DiSCo addresses the entanglement of table layout and cell semantics that is common in existing LVLM‑based table alignment methods. It splits the alignment task into two complementary objectives. For structure alignment, all cell contents in a textual representation (HTML, Markdown, LaTeX) are replaced with a placeholder token, preserving only layout tokens (row/column delimiters, header hierarchy, span markers). The LVLM is trained to predict this anonymized structure sequence conditioned on the table image, forcing it to learn pure visual layout cues. For content alignment, two levels are introduced: a global content task where the model generates a concise description of the whole table (number of rows/columns and a brief summary of each), and a local content task where the model is queried with a specific row‑column index and must output the exact cell text. By separating these objectives, DiSCo enables the LVLM to reuse its existing semantic knowledge while efficiently learning structural representations with as few as 10 K annotated table images.

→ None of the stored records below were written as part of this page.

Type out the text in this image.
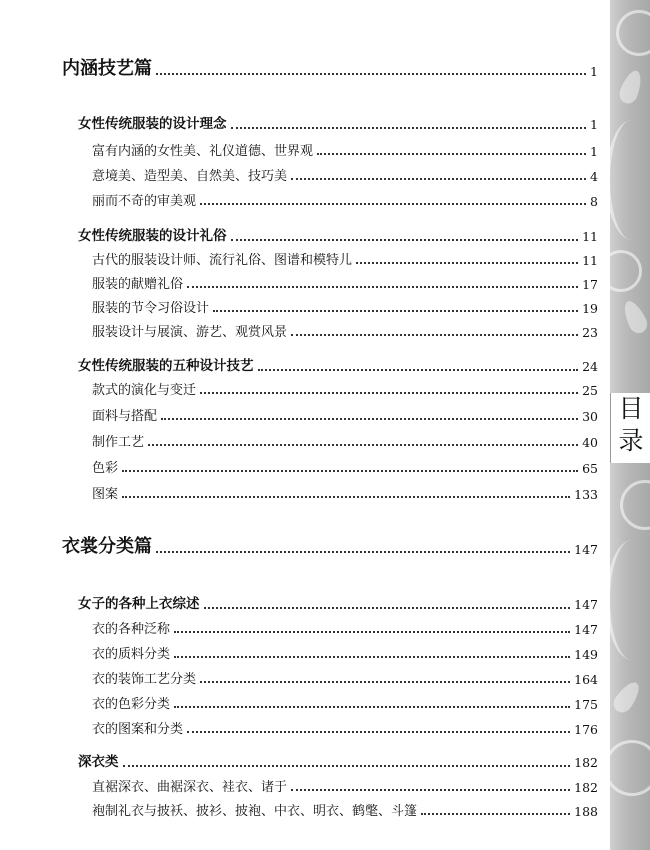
目
录
内涵技艺篇	1
女性传统服装的设计理念	1
富有内涵的女性美、礼仪道德、世界观	1
意境美、造型美、自然美、技巧美	4
丽而不奇的审美观	8
女性传统服装的设计礼俗	11
古代的服装设计师、流行礼俗、图谱和模特儿	11
服装的献赠礼俗	17
服装的节令习俗设计	19
服装设计与展演、游艺、观赏风景	23
女性传统服装的五种设计技艺	24
款式的演化与变迁	25
面料与搭配	30
制作工艺	40
色彩	65
图案	133
衣裳分类篇	147
女子的各种上衣综述	147
衣的各种泛称	147
衣的质料分类	149
衣的装饰工艺分类	164
衣的色彩分类	175
衣的图案和分类	176
深衣类	182
直裾深衣、曲裾深衣、袿衣、诸于	182
袍制礼衣与披袄、披衫、披袍、中衣、明衣、鹤氅、斗篷	188
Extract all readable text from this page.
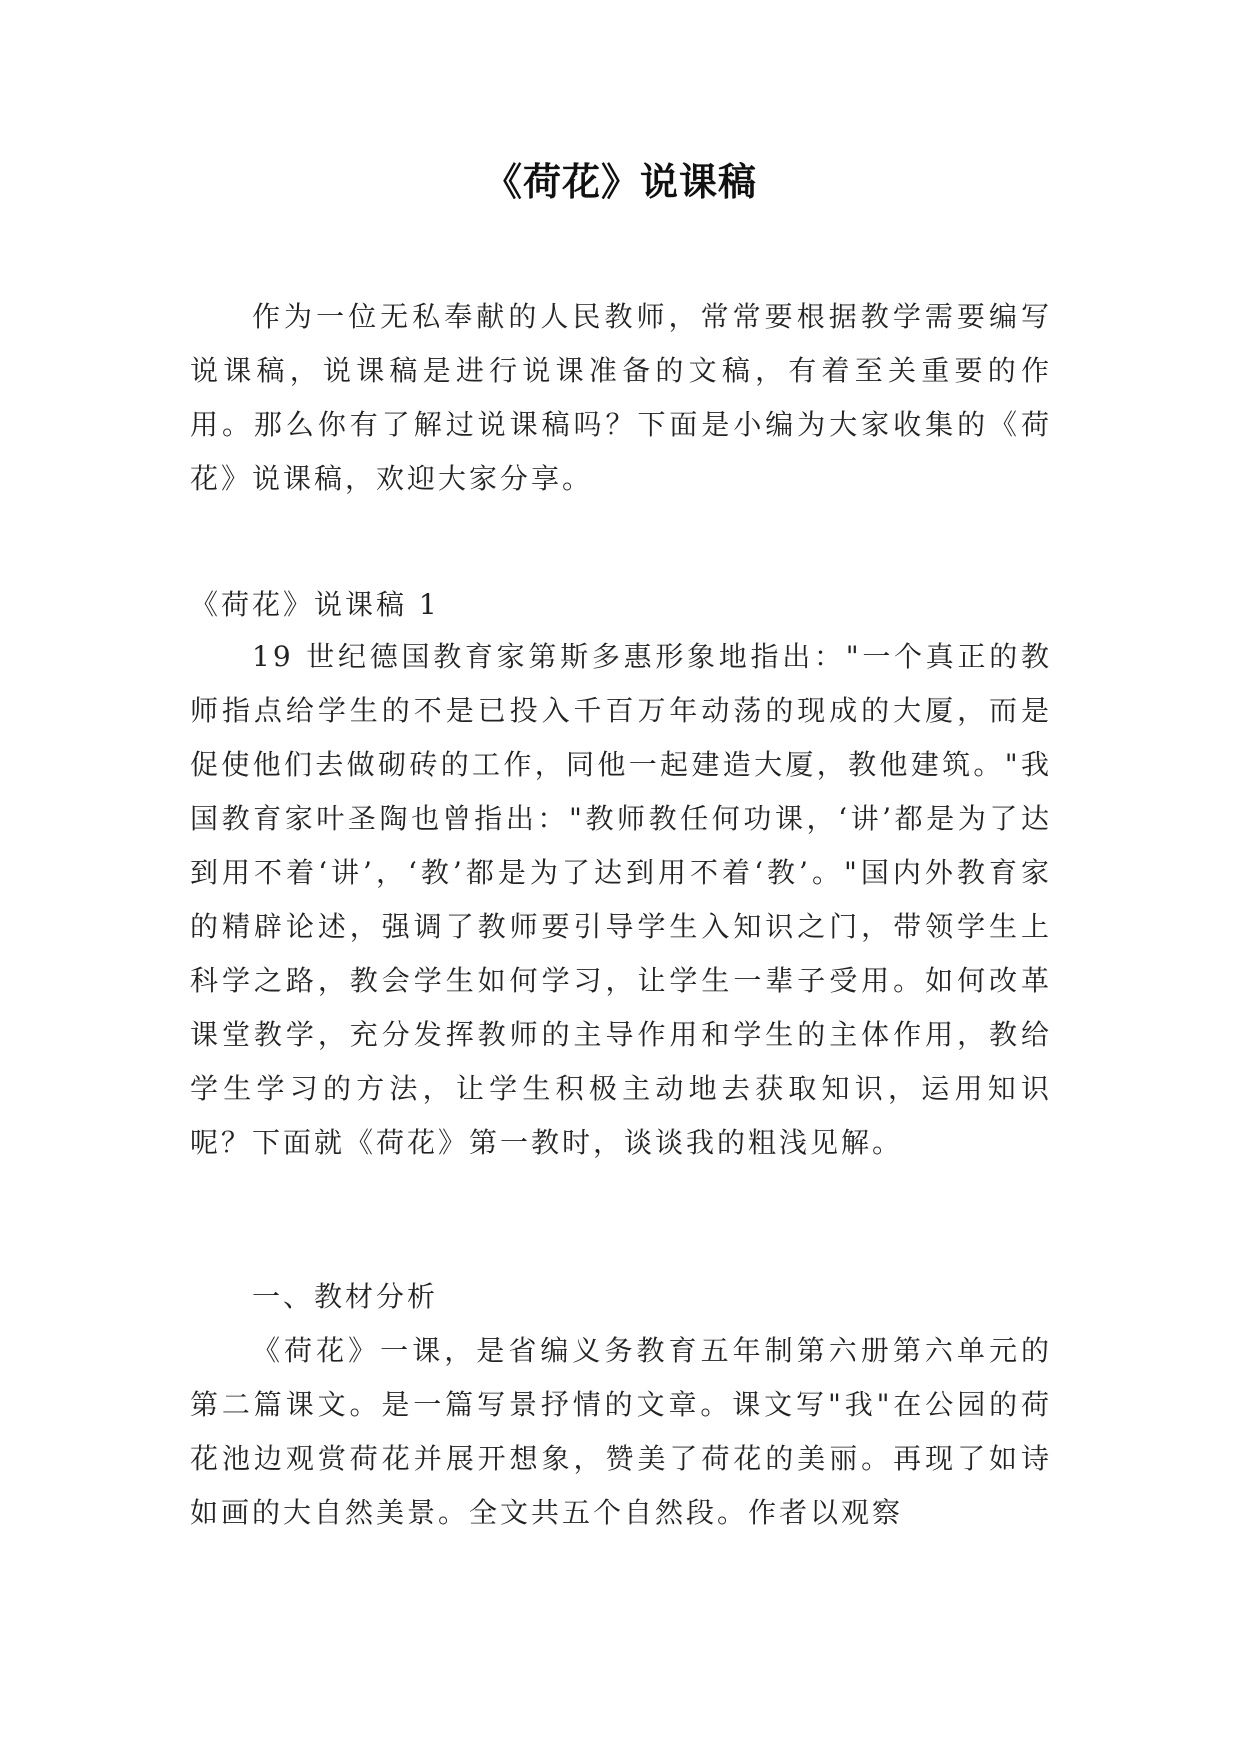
《荷花》说课稿

作为一位无私奉献的人民教师，常常要根据教学需要编写说课稿，说课稿是进行说课准备的文稿，有着至关重要的作用。那么你有了解过说课稿吗？下面是小编为大家收集的《荷花》说课稿，欢迎大家分享。

《荷花》说课稿 1

19 世纪德国教育家第斯多惠形象地指出："一个真正的教师指点给学生的不是已投入千百万年动荡的现成的大厦，而是促使他们去做砌砖的工作，同他一起建造大厦，教他建筑。"我国教育家叶圣陶也曾指出："教师教任何功课，‘讲’都是为了达到用不着‘讲’，‘教’都是为了达到用不着‘教’。"国内外教育家的精辟论述，强调了教师要引导学生入知识之门，带领学生上科学之路，教会学生如何学习，让学生一辈子受用。如何改革课堂教学，充分发挥教师的主导作用和学生的主体作用，教给学生学习的方法，让学生积极主动地去获取知识，运用知识呢？下面就《荷花》第一教时，谈谈我的粗浅见解。

一、教材分析

《荷花》一课，是省编义务教育五年制第六册第六单元的第二篇课文。是一篇写景抒情的文章。课文写"我"在公园的荷花池边观赏荷花并展开想象，赞美了荷花的美丽。再现了如诗如画的大自然美景。全文共五个自然段。作者以观察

Building on the disentangled representations, Table‑GLS provides a training‑free inference pipeline that guides the LVLM through three steps. First, Global Structure Exploration: given a question and the table image, the model is prompted to identify which rows and columns are relevant, producing a short reasoning trace and lists of target row labels and column headers. Second, Self‑Refined Sub‑table Extraction: the model self‑checks the adequacy of the identified rows/columns, revises the plan if needed, and extracts a minimal sub‑table expressed in a semi‑structured textual format. This verification step mitigates error propagation from the first stage. Third, Evidence‑Grounded Reasoning: the model answers the original question using only the extracted sub‑table as evidence, ensuring that the final answer is grounded in verified visual content. No additional fine‑tuning or external modules are required, and the computational overhead remains low.

The authors evaluate the combined DiSCo + Table‑GLS pipeline on 21 diverse table understanding and reasoning benchmarks, covering tasks such as cell‑level QA, aggregation, logical inference, and multimodal document comprehension. Compared with strong baselines that rely on supervised fine‑tuning (SFT) or reinforcement learning (RL), the proposed approach achieves consistent improvements of 3–5 percentage points in accuracy, with even larger gains (7–9 pp) on “unseen layout” splits where test tables have novel structural patterns. Importantly, the performance boost is obtained with only 10 K table images (≈97 K structure alignment samples and 20.6 K–82 K reasoning samples), demonstrating high data efficiency. Ablation studies confirm that both the disentangled alignment and the global‑to‑local reasoning contribute additively to the final performance.

In summary, the paper introduces (1) a novel disentangled alignment strategy that cleanly separates visual layout learning from semantic grounding, and (2) a lightweight, tool‑free reasoning framework that leverages the learned structure to guide evidence‑based answer generation. Together they enable LVLMs to handle complex, real‑world table images with minimal annotation cost and strong generalization to new table designs, offering a practical pathway for deploying multimodal table reasoning in downstream applications such as financial report analysis, scientific literature mining, and automated document processing.